Writer and producer Jackie Bennion has written for The Financial Times, The Los Angeles Times, The Guardian newspaper in London, and is a former managing editor at Wired magazine and politics editor at Wired News. Jackie got involved in video production when she co-founded an award-winning digital entertainment company, traveling and filming in remote places around the world. She's a fellow of the Royal Geographical Society and lives in California. She doesn't own a car.
POV: In your work, you consider the notion of 'borders.' What is a border to you?
Jackie Bennion: A border to me is going somewhere new whether it's ignorance, curiosity or serendipity leading you there. Once you've stepped out of your comfort zone, you've already crossed some invisible line.
POV: What borders did you encounter while working on your pieces?
Bennion: For the POV's Borders videos, which are generally under three minutes, I looked at the limitations of the medium and tried to keep the stories practical and informative. I wanted viewers to quickly get a grasp of the choices these people made and why. I also looked at how to tackle a subject like the environment. It's easy to wind up preaching or just depressing the hell out of people, so I didn't want to add another voice to the sky-is-falling chorus. I wanted the stories to invoke a sense of possibility that here are ordinary people (Larry David being the exception!) going about their lives making small positive changes. It wasn't an ordeal for them, they weren't wacko card-carrying members of the Sierra Club.
Los Angeles itself gave me a different perception of beauty. It was fertile territory to search for stories and images. It gave me the chance to explore the sort of megatropolis many people around the world now live in and see what has and continues to shape where we live. Within 50 miles of LA, you're on 12, 14-lane freeways cutting through a landscape that's in total supplication to the car. I saw more car washes than supermarkets, more parking valets than parking meters, and everywhere you look there's this beautiful classic car-culture signage reminding you of a bygone era. I remember filming the skyline from the top of the Getty Museum and trying to capture the "smaze" [the locals' term for a mix between smog and haze]. Even when you turn on the car radio, the local NPR station pumps out just the right blend of trancelike music for those who spend literally years of their life stuck behind an endless current of blinking tail lights.
POV: What is possible when innovative approaches to narrative and Interactivity are combined? How is your piece different from traditional storytelling?
Bennion: I don't know that it is different. Certainly being a Web series, gives storytellers advantages. I liked the fact that you can read an in-depth interview with Chris Paine, who wanted the world to know that his fantastic car was being taken away in the most ambiguous of circumstances. You find out that he organized a mock funeral send-off for the car in Hollywood, but the bonus is you can click on the videos and see the funeral for yourself. You can watch and listen to Chris, catch the emotion in his voice, and it makes the experience a lot more real and intimate. And of course, with the Web, there's usually a way to respond to what you've seen and connect with others and take the story in new directions.

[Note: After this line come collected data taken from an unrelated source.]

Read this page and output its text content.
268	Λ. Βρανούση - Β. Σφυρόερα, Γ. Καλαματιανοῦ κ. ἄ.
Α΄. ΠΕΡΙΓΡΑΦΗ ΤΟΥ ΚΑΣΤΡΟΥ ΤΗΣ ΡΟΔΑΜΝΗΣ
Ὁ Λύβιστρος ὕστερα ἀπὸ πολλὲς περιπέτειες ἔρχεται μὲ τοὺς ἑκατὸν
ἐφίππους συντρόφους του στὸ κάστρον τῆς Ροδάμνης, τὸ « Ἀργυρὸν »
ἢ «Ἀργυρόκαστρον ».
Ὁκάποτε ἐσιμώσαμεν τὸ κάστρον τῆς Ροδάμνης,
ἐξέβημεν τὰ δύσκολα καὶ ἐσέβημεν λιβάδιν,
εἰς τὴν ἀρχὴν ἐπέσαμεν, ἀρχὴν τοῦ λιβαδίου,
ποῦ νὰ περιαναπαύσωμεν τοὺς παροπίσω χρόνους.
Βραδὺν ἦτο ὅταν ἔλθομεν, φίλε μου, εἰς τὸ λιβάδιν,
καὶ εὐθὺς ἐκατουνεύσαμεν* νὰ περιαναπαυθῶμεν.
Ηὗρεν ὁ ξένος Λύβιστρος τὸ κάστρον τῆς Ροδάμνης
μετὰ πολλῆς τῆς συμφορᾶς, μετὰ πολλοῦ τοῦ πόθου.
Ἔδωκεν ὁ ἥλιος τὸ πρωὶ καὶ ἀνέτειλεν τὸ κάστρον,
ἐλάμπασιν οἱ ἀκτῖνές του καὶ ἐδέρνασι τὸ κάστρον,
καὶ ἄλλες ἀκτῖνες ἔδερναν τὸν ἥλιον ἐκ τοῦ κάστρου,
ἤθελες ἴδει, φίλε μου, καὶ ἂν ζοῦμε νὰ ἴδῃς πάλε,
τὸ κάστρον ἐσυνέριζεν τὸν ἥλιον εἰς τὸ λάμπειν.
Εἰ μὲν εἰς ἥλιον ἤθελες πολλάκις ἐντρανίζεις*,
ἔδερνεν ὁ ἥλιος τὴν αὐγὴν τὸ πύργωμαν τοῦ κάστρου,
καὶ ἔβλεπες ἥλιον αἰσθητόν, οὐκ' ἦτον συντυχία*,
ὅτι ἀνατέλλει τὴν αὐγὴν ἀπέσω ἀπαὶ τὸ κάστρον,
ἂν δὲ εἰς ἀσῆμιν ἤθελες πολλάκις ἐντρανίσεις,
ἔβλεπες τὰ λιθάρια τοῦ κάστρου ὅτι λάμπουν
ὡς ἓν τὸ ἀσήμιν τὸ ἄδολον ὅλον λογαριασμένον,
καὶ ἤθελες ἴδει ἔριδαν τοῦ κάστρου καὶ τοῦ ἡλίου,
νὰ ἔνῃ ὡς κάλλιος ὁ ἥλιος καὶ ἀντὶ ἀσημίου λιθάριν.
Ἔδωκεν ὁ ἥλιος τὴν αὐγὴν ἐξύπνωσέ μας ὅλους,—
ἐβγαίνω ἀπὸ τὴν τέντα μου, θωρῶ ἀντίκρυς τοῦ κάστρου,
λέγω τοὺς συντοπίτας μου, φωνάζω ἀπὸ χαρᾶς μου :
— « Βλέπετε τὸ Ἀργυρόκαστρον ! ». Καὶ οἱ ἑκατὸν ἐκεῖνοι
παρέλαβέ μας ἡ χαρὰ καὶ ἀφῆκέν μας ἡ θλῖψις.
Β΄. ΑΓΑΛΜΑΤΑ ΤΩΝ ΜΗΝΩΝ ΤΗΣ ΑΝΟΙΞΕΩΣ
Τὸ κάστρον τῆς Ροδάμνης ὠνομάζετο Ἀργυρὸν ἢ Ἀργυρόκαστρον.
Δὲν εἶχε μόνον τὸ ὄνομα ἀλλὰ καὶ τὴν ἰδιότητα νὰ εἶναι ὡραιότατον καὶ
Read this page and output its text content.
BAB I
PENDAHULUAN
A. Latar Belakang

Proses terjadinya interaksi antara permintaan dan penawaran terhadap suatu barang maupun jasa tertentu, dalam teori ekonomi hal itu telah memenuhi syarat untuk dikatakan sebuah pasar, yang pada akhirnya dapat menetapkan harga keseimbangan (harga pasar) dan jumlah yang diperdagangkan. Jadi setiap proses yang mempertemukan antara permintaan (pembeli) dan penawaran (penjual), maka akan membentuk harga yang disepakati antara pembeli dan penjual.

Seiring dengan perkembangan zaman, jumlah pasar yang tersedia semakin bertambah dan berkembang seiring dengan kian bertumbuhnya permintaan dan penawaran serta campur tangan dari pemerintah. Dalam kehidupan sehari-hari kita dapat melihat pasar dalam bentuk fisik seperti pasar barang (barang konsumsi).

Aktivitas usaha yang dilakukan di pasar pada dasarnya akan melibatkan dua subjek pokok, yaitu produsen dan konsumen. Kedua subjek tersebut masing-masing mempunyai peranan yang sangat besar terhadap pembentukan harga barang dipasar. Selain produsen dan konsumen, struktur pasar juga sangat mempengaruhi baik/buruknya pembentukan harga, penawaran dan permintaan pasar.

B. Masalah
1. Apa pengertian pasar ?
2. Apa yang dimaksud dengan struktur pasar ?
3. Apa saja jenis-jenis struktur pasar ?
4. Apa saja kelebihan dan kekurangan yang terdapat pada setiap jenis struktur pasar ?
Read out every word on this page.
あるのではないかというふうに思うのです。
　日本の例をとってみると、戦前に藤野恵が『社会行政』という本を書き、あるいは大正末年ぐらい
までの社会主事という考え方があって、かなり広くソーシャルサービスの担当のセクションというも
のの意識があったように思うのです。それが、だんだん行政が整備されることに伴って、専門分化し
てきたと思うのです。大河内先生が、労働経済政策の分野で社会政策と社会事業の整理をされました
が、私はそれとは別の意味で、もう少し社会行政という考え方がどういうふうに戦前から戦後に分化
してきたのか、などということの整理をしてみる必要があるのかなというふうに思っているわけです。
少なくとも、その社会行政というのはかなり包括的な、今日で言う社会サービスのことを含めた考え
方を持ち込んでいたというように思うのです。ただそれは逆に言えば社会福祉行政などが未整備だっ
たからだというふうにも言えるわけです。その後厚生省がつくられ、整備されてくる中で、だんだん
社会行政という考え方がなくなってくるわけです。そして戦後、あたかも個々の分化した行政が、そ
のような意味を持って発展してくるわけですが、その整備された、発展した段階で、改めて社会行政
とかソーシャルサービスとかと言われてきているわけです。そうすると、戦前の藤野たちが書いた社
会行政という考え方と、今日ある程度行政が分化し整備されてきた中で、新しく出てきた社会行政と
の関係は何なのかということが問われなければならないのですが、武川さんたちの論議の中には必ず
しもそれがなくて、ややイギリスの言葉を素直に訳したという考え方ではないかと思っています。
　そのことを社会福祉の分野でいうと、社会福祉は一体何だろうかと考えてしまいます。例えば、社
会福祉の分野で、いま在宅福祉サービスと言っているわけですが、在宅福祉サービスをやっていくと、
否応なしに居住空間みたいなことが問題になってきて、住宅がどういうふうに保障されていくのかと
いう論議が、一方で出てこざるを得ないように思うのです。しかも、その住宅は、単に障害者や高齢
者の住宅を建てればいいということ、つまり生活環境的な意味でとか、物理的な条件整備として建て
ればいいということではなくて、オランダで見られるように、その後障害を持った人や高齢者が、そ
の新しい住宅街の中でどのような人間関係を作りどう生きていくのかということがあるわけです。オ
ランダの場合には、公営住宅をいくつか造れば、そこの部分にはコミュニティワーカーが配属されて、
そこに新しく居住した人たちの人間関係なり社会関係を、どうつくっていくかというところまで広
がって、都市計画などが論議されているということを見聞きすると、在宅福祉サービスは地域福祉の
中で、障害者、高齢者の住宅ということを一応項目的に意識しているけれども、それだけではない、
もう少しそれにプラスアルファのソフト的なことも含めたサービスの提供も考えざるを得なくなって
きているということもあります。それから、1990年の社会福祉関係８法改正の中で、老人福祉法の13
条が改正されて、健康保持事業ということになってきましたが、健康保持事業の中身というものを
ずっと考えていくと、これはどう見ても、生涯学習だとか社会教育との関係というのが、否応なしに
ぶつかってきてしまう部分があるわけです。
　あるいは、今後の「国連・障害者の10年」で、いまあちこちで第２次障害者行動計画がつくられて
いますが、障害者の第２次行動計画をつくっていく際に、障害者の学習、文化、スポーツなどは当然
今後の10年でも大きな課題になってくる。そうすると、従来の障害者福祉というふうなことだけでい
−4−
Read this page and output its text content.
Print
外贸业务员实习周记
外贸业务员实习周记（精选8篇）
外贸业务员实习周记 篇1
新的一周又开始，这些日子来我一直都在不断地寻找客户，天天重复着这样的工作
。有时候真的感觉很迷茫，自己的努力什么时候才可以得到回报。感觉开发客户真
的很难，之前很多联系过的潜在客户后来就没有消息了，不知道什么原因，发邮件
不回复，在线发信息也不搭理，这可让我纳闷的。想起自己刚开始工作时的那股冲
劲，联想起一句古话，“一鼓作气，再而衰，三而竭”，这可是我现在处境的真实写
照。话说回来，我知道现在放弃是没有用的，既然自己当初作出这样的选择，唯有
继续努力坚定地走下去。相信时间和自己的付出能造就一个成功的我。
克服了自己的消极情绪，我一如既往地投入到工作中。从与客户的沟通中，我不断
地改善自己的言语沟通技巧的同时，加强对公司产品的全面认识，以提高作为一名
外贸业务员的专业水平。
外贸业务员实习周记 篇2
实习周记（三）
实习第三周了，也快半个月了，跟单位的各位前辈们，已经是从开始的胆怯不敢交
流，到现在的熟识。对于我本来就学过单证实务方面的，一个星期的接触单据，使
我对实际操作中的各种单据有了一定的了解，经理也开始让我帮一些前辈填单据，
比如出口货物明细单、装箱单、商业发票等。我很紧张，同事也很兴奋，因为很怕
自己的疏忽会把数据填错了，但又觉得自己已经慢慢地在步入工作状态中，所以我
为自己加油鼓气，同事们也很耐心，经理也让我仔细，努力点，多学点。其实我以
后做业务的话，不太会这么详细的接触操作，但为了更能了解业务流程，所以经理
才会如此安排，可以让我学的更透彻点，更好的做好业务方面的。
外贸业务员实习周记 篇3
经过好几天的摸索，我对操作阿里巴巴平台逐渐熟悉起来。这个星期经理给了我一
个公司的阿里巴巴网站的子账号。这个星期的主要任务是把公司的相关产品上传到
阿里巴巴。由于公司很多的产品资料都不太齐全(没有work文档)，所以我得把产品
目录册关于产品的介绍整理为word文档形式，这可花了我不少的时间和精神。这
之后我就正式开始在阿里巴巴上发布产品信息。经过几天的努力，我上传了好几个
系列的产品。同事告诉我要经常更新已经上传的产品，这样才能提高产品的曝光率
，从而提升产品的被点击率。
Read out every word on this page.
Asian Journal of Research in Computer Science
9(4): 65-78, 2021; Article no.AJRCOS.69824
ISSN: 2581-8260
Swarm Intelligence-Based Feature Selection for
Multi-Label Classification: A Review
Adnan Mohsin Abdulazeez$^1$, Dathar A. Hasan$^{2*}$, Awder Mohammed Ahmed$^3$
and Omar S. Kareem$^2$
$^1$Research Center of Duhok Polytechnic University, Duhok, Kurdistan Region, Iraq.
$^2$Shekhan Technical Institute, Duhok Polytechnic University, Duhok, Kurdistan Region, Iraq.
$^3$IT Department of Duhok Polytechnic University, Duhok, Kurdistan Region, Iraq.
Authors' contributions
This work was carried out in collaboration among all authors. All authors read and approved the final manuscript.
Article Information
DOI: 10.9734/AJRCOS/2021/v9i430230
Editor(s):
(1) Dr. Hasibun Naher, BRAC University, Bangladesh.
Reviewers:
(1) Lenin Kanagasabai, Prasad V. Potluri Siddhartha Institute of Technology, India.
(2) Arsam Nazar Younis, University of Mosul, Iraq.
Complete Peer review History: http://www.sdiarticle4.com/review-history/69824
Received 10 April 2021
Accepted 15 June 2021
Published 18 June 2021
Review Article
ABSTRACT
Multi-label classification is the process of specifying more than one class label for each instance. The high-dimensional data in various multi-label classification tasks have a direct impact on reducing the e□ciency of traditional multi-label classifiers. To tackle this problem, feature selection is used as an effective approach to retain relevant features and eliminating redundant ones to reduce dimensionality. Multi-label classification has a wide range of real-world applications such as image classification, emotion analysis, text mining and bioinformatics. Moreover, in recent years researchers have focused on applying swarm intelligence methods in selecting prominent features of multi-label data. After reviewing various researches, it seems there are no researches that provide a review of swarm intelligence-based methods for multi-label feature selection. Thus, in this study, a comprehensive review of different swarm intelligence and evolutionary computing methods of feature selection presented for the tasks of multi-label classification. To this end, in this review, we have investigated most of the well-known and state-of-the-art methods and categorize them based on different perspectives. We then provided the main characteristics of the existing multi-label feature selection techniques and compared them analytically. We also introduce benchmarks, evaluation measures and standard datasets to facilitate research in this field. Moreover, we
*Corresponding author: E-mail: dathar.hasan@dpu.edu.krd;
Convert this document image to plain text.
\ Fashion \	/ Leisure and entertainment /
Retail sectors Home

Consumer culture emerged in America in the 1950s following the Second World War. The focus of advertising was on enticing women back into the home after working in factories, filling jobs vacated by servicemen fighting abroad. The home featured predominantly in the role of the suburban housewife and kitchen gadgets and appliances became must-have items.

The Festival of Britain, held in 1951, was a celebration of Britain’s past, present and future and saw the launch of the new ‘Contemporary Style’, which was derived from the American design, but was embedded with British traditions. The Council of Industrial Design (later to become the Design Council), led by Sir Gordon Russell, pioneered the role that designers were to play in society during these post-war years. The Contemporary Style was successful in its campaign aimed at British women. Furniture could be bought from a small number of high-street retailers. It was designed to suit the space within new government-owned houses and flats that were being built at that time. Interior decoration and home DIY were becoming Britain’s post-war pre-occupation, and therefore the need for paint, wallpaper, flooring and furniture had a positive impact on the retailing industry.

The one traditional device I purposefully avoided was a voiceover. It's fine for longer narratives where all sorts of threads and characters need binding together, but I really liked the ordinariness and simplicity of one person introducing themselves, talking to camera, and sharing their stories with little or no interruption. It's like watching "The Office" on BBC America. There's no laughter track and that's sometimes a good thing.
POV: What, if anything, was exciting or challenging about those differences?
Bennion: Making and watching videos on the Web is always exciting and challenging. You prepare yourself for all the quality issues and technical constraints when you're producing them, knowing that when they're finally compressed and playing in a window that resembles a postage stamp, there's been a horrible but necessary pact with the digital devil. I try to minimize the heartbreak by not watching the 56k streamed versions!
POV: Expand our borders. What's a book, movie, piece of music, website, etc. that challenges or engages with the idea of 'borders' that we should know about but perhaps don't?
Bennion: I'll watch and recommend anything that offers a different perspective or a multitude of perspectives. Foreign language films, English language films shot in remote places; any sincere works that spend time documenting cultures and points of view different from our own; foreign news outlets as opposed to domestic. Whether it's news or entertainment, the less mitigated and flattened into a palatable formula, the better. I'm a news and media junkie but I'm more interested in what writers and artists have to say about the world than pundits and reporters.
POV: What are you working on next? Where can we see more of your work?
Bennion: I really don't know where my work will show up next. I've been asked to write a couple of art guides, and invited to film a road trip documentary later this summer. Right now, it feels strange, because I don't own a video camera. I sold the one I used to shoot the POV's Borders series to pave the way for buying the new Panasonic everyone is raving about. I just haven't pulled the fiscal trigger yet.